A .47 microfarad 200V capacitor.
1/4 watt 1kilo ohm resistor
a pair of leds
and miscellaneous things.
Step 2: Assembly
The circuit consists of two LED's wired in opposition, I ground down the LED's just short of the die and glued them together to make a single double LED. Twist the legs of the LED's together, on one side solder the capacitor, the other the resistor. Simple.
Step 3: Test
Step 4: The Bulb
Step 5: The How What and Why
Now, how does this work? We all know that to run an LED off a higher than rated voltage source we muct limit the current with a resistor.

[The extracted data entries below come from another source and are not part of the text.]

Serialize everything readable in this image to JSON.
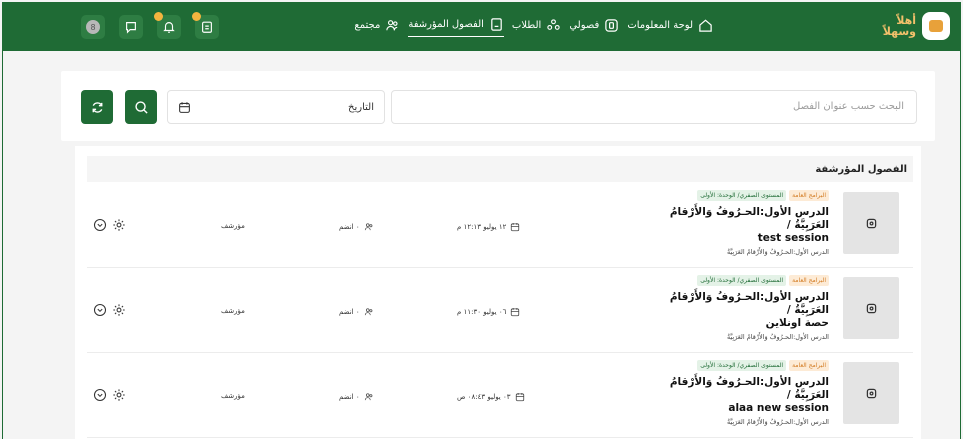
{
  "header": {
    "logo_text_top": "أهلاً",
    "logo_text_bottom": "وسهلاً",
    "nav": [
      {
        "label": "لوحة المعلومات",
        "icon": "home-icon",
        "active": false
      },
      {
        "label": "فصولي",
        "icon": "class-icon",
        "active": false
      },
      {
        "label": "الطلاب",
        "icon": "students-icon",
        "active": false
      },
      {
        "label": "الفصول المؤرشفة",
        "icon": "archive-icon",
        "active": true
      },
      {
        "label": "مجتمع",
        "icon": "community-icon",
        "active": false
      }
    ],
    "avatar_initial": "8"
  },
  "search": {
    "placeholder": "البحث حسب عنوان الفصل",
    "date_label": "التاريخ"
  },
  "list": {
    "heading": "الفصول المؤرشفة",
    "rows": [
      {
        "tag_program": "البرامج العامة",
        "tag_level": "المستوى الصفري/ الوحدة: الأولى",
        "title_ar": "الدرس الأول:الحـرُوفُ وَالأَرْقامُ العَرَبِيَّةُ /",
        "title_en": "test session",
        "subtitle": "الدرس الأول:الحـرُوفُ وَالأَرْقامُ العَرَبِيَّةُ",
        "date": "١٢ يوليو ١٢:١٣ م",
        "joined": "٠ انضم",
        "status": "مؤرشف"
      },
      {
        "tag_program": "البرامج العامة",
        "tag_level": "المستوى الصفري/ الوحدة: الأولى",
        "title_ar": "الدرس الأول:الحـرُوفُ وَالأَرْقامُ العَرَبِيَّةُ /",
        "title_en": "حصة اونلاين",
        "subtitle": "الدرس الأول:الحـرُوفُ وَالأَرْقامُ العَرَبِيَّةُ",
        "date": "٠٦ يوليو ١١:٣٠ م",
        "joined": "٠ انضم",
        "status": "مؤرشف"
      },
      {
        "tag_program": "البرامج العامة",
        "tag_level": "المستوى الصفري/ الوحدة: الأولى",
        "title_ar": "الدرس الأول:الحـرُوفُ وَالأَرْقامُ العَرَبِيَّةُ /",
        "title_en": "alaa new session",
        "subtitle": "الدرس الأول:الحـرُوفُ وَالأَرْقامُ العَرَبِيَّةُ",
        "date": "٠٣ يوليو ٠٨:٤٣ ص",
        "joined": "٠ انضم",
        "status": "مؤرشف"
      }
    ]
  },
  "colors": {
    "primary": "#1f6b35",
    "accent": "#f4b43f",
    "tag_orange": "#d27a20"
  }
}
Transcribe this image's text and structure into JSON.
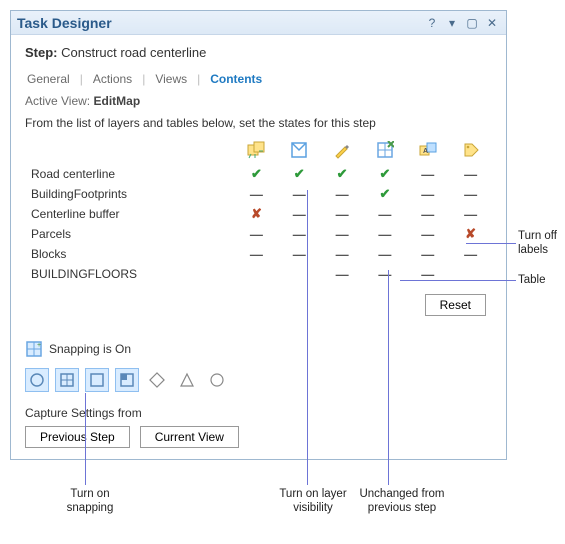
{
  "window": {
    "title": "Task Designer"
  },
  "step": {
    "label": "Step:",
    "name": "Construct road centerline"
  },
  "tabs": {
    "items": [
      "General",
      "Actions",
      "Views",
      "Contents"
    ],
    "active_index": 3
  },
  "active_view": {
    "label": "Active View:",
    "value": "EditMap"
  },
  "instruction": "From the list of layers and tables below, set the states for this step",
  "columns": [
    "selectable",
    "visible",
    "editable",
    "snappable",
    "labels",
    "tag"
  ],
  "layers": [
    {
      "name": "Road centerline",
      "states": [
        "check",
        "check",
        "check",
        "check",
        "none",
        "none"
      ]
    },
    {
      "name": "BuildingFootprints",
      "states": [
        "none",
        "none",
        "none",
        "check",
        "none",
        "none"
      ]
    },
    {
      "name": "Centerline buffer",
      "states": [
        "xmark",
        "none",
        "none",
        "none",
        "none",
        "none"
      ]
    },
    {
      "name": "Parcels",
      "states": [
        "none",
        "none",
        "none",
        "none",
        "none",
        "xmark"
      ]
    },
    {
      "name": "Blocks",
      "states": [
        "none",
        "none",
        "none",
        "none",
        "none",
        "none"
      ]
    },
    {
      "name": "BUILDINGFLOORS",
      "states": [
        "",
        "",
        "none",
        "none",
        "none",
        ""
      ]
    }
  ],
  "reset_label": "Reset",
  "snapping": {
    "title": "Snapping is On",
    "tools": [
      {
        "name": "point-snap",
        "active": true
      },
      {
        "name": "intersection-snap",
        "active": true
      },
      {
        "name": "edge-snap",
        "active": true
      },
      {
        "name": "end-snap",
        "active": true
      },
      {
        "name": "midpoint-snap",
        "active": false
      },
      {
        "name": "vertex-snap",
        "active": false
      },
      {
        "name": "tangent-snap",
        "active": false
      }
    ]
  },
  "capture": {
    "label": "Capture Settings from",
    "previous": "Previous Step",
    "current": "Current View"
  },
  "annotations": {
    "turn_off_labels": "Turn off\nlabels",
    "table_note": "Table",
    "turn_on_snapping": "Turn on\nsnapping",
    "turn_on_visibility": "Turn on layer\nvisibility",
    "unchanged": "Unchanged from\nprevious step"
  }
}
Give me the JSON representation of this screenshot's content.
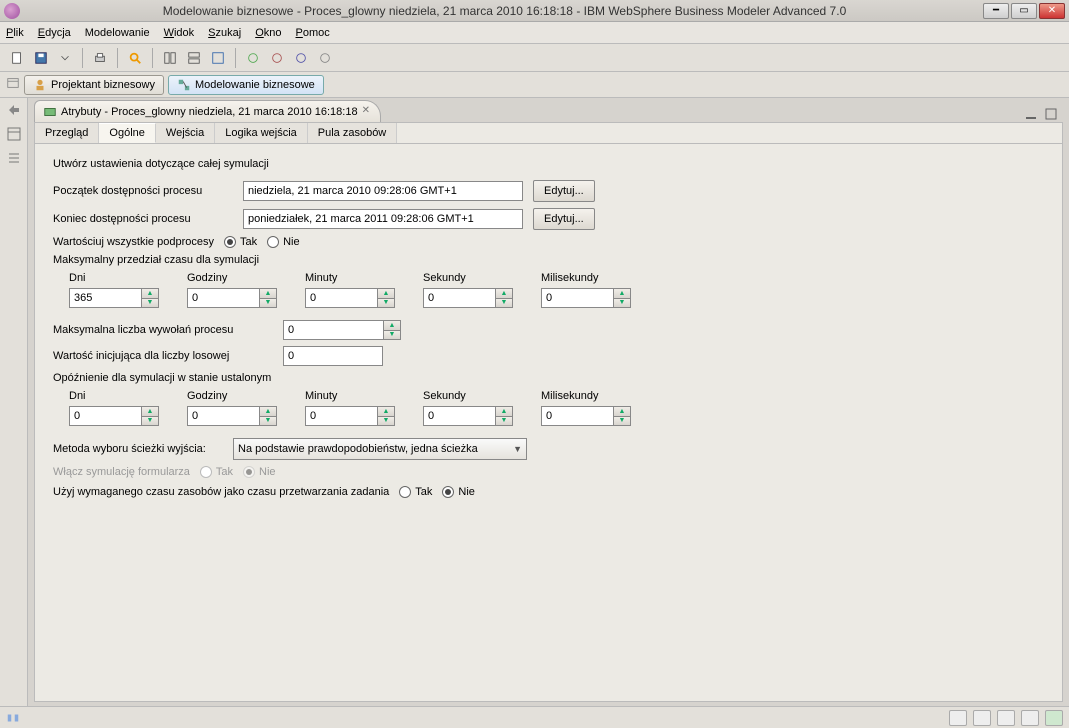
{
  "window": {
    "title": "Modelowanie biznesowe - Proces_glowny niedziela, 21 marca 2010 16:18:18 - IBM WebSphere Business Modeler Advanced 7.0"
  },
  "menu": {
    "file": "Plik",
    "edit": "Edycja",
    "modeling": "Modelowanie",
    "view": "Widok",
    "find": "Szukaj",
    "window": "Okno",
    "help": "Pomoc"
  },
  "perspectives": {
    "designer": "Projektant biznesowy",
    "modeling": "Modelowanie biznesowe"
  },
  "editor": {
    "tab_title": "Atrybuty - Proces_glowny niedziela, 21 marca 2010 16:18:18"
  },
  "subtabs": {
    "overview": "Przegląd",
    "general": "Ogólne",
    "inputs": "Wejścia",
    "inputlogic": "Logika wejścia",
    "resourcepool": "Pula zasobów"
  },
  "form": {
    "section_title": "Utwórz ustawienia dotyczące całej symulacji",
    "start_label": "Początek dostępności procesu",
    "start_value": "niedziela, 21 marca 2010 09:28:06 GMT+1",
    "end_label": "Koniec dostępności procesu",
    "end_value": "poniedziałek, 21 marca 2011 09:28:06 GMT+1",
    "edit_btn": "Edytuj...",
    "value_subprocesses": "Wartościuj wszystkie podprocesy",
    "yes": "Tak",
    "no": "Nie",
    "max_interval": "Maksymalny przedział czasu dla symulacji",
    "days": "Dni",
    "hours": "Godziny",
    "minutes": "Minuty",
    "seconds": "Sekundy",
    "ms": "Milisekundy",
    "interval1": {
      "d": "365",
      "h": "0",
      "m": "0",
      "s": "0",
      "ms": "0"
    },
    "max_calls": "Maksymalna liczba wywołań procesu",
    "max_calls_value": "0",
    "seed_label": "Wartość inicjująca dla liczby losowej",
    "seed_value": "0",
    "delay_label": "Opóźnienie dla symulacji w stanie ustalonym",
    "interval2": {
      "d": "0",
      "h": "0",
      "m": "0",
      "s": "0",
      "ms": "0"
    },
    "path_method_label": "Metoda wyboru ścieżki wyjścia:",
    "path_method_value": "Na podstawie prawdopodobieństw, jedna ścieżka",
    "form_sim_label": "Włącz symulację formularza",
    "use_resource_time_label": "Użyj wymaganego czasu zasobów jako czasu przetwarzania zadania"
  }
}
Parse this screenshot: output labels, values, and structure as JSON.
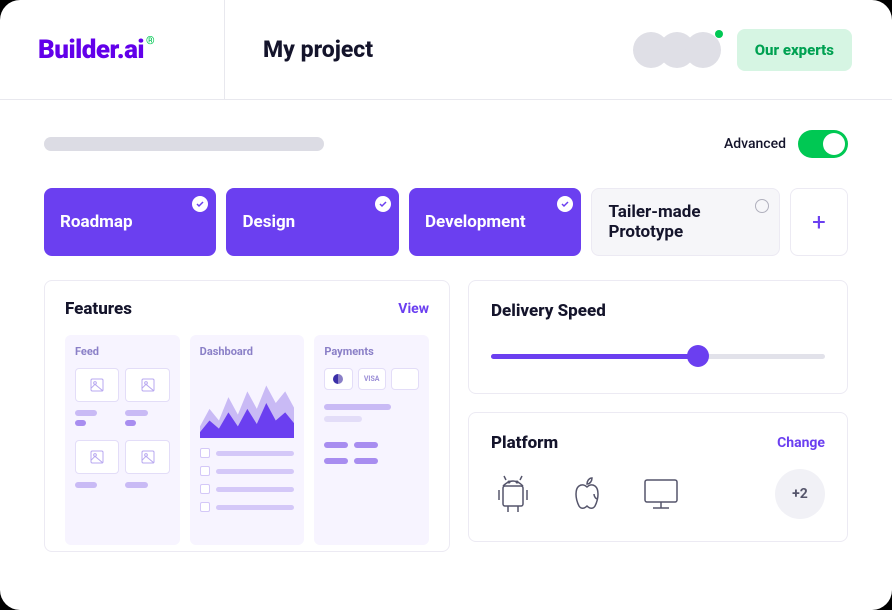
{
  "header": {
    "logo_text": "Builder.ai",
    "logo_mark": "®",
    "title": "My project",
    "experts_button": "Our experts"
  },
  "toolbar": {
    "advanced_label": "Advanced",
    "advanced_on": true
  },
  "phases": [
    {
      "label": "Roadmap",
      "selected": true
    },
    {
      "label": "Design",
      "selected": true
    },
    {
      "label": "Development",
      "selected": true
    },
    {
      "label": "Tailer-made Prototype",
      "selected": false
    }
  ],
  "features": {
    "title": "Features",
    "view_label": "View",
    "cards": [
      {
        "title": "Feed"
      },
      {
        "title": "Dashboard"
      },
      {
        "title": "Payments",
        "chips": [
          "",
          "VISA",
          ""
        ]
      }
    ]
  },
  "delivery": {
    "title": "Delivery Speed",
    "value_percent": 62
  },
  "platform": {
    "title": "Platform",
    "change_label": "Change",
    "icons": [
      "android",
      "apple",
      "desktop"
    ],
    "more_label": "+2"
  }
}
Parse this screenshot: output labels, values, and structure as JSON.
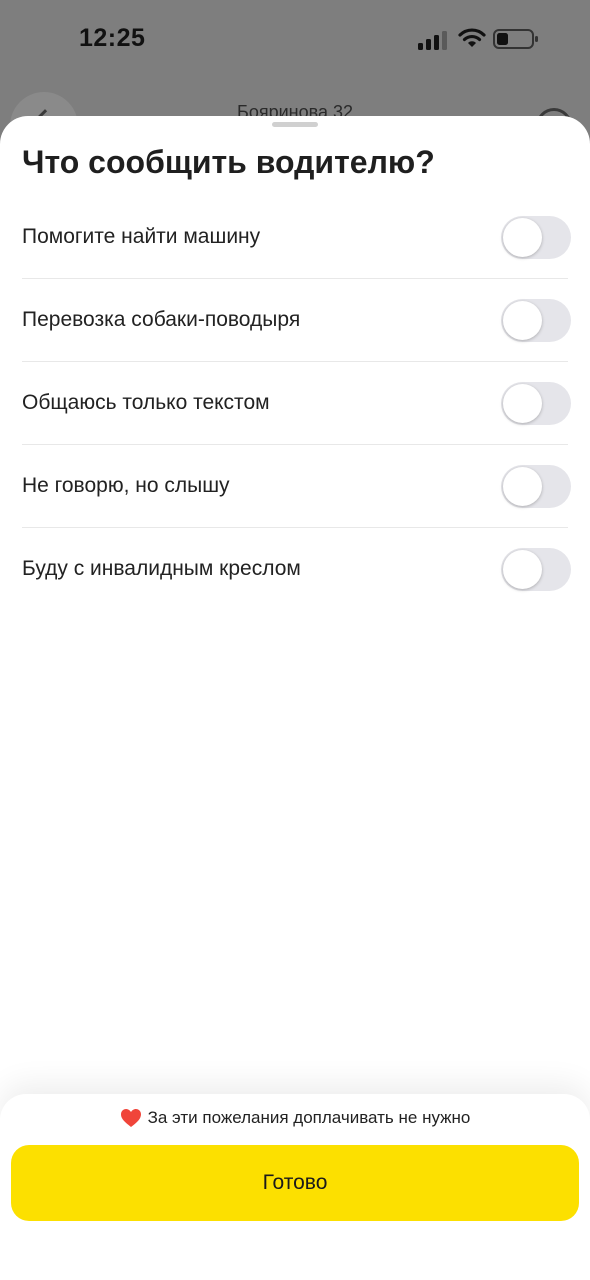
{
  "status_bar": {
    "time": "12:25"
  },
  "background": {
    "address": "Бояринова 32"
  },
  "sheet": {
    "title": "Что сообщить водителю?",
    "options": [
      {
        "label": "Помогите найти машину",
        "enabled": false
      },
      {
        "label": "Перевозка собаки-поводыря",
        "enabled": false
      },
      {
        "label": "Общаюсь только текстом",
        "enabled": false
      },
      {
        "label": "Не говорю, но слышу",
        "enabled": false
      },
      {
        "label": "Буду с инвалидным креслом",
        "enabled": false
      }
    ]
  },
  "footer": {
    "note": "За эти пожелания доплачивать не нужно",
    "heart_color": "#f0453a",
    "done_label": "Готово",
    "button_color": "#fce000"
  }
}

Indeed in this case we could limit the current with a resistor of value approx. 6.8K ohms, however that resistor would need to dissipate several watts!!! Not a good thing.
Since we are using an AC source we can take advantage of a property of a capacitor subjected to AC called Reactance. We can equate reactance to resistance. Calculating the reactance is a simple formula
R=1/(2*Pi*Freq*C) Solving this for C will give us the size capacitor we need to limit the current to the LED.
So why do we have a resistor at all? When the power is switched on there is an in rush of current and the 1K ohm resistor is there to limit that in rush current.
Finally, Why two LED's? Well an LED is a diode and since we are dealing with AC here we need to wire two led's in opposition so that the waveform can complete it's cycle. Essentially each LED is flickering at 60HZ but in opposite phase.